I remember reading the story of a husband and wife team from Yorkshire who had taken their love of sausages and turned it into a multi-million pound business.
The success hadn’t come overnight and the couple had battled tirelessly to secure listings until they were bought by a larger company who assisted with their vision to see their sausages on the shelves in all major superstores throughout the country.
This blog should now end with a happy ever after however that is not the case – as I found out today when reading the Yorkshire Business Insider.
The couple in question are Debbie and Andrew Keeble and as Ben Pindar explains in his article they found that as a result of selling their business to a larger corporation they lost control of their values. Ultimately they were left holding an ‘ugly baby’ not the bundle of joy they had nurtured for years and invested their time and money in to.
You see Debbie and Andrew saw an opportunity to grow their business, taking it to the next level but in doing so found that they were working in an environment with people who did not hold their brand as dear to their hearts, nor its values which underpin the product and in particular where the raw materials are sourced from, as closely as they did.
Debbie and Andrew wanted to maintain their messaging of ‘real people, real food’ and ‘British is best’ which was impossible under the instruction of a Dutch owned business. This led to an eventual fall out and irreconcilable differences leaving the Keebles to face the prospect of competing with their own product and a brand they developed.

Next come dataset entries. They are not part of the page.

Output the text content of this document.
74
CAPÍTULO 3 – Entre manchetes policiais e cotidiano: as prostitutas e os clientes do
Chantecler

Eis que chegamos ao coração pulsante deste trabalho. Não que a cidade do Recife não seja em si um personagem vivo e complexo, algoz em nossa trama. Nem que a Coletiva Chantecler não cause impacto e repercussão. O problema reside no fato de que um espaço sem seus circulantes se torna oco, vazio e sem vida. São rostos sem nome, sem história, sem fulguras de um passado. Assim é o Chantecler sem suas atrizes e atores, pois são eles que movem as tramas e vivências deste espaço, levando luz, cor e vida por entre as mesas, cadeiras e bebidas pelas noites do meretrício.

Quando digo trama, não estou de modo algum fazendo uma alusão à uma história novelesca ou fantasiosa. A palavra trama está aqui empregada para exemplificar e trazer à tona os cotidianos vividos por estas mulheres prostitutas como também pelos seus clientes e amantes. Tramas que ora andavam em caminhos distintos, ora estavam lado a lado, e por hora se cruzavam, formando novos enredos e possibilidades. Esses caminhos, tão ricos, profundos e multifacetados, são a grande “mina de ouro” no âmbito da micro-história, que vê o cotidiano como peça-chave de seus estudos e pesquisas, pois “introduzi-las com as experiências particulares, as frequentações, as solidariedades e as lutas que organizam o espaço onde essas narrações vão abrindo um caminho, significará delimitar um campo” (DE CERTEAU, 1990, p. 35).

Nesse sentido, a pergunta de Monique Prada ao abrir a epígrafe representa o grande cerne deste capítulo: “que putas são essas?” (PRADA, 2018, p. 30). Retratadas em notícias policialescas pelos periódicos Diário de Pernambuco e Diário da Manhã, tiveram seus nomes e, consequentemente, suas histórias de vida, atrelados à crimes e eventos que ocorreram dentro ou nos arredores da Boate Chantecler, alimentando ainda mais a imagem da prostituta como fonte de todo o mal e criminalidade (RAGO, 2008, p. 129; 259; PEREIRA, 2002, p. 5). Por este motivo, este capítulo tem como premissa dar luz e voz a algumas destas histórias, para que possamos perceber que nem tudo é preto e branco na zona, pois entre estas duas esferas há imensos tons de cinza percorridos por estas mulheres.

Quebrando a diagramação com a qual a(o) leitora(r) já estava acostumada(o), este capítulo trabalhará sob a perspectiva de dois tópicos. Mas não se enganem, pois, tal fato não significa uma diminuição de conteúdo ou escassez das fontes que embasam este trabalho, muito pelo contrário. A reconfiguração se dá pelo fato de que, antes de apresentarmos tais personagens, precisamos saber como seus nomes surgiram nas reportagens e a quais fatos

I have to admit that when I read this story today my heart really did go out to the Keebles – although there is little doubt they have made a significant amount of money from the Debbie and Andrews sausage range – this wouldn’t diminish the loss that would be felt if someone took away the values of your business and something that you truly believed in.
When we launched Open Communications we spent a lot of time defining the values of the business and our messaging to ensure that everything we did was true to our beliefs and allowed us to run the business as we felt it should be.
We are a straight talking PR agency, which develops creative and realistic campaigns that meet with our clients’ objectives. In a nut shell that is what we do and it hasn’t changed. If someone came in and bought the business, allowing us to continue to run the team as directors but wanting us to change the way we do things, then the answer would have to be no.
We, like Debbie and Andrew, have invested a great deal of time in defining what we are – and are not – in order to offer a professional and unique service, to change that simply wouldn’t work. Not only would our clients lose something that they have bought in to but we would have no underpinning personality that makes our agency different – we would be another PR agency doing the same things the same way.
I hope that Debbie and Andrew find a way to build up their new business and to make it a success which rivals their former product. Perhaps the fact that they are engaging with the media suggests that they have picked themselves up, brushed themselves down and decided to take the bull (or pig in this instance) by the horns.
At the very least they know they can create a successful business and should have the contacts of the buyers they need to speak to in order for them to make it happen a second time around. Hats off to them – they certainly have a true Yorkshire spirit and determination to have another go. When the time is right I’ll have a fry up to celebrate that!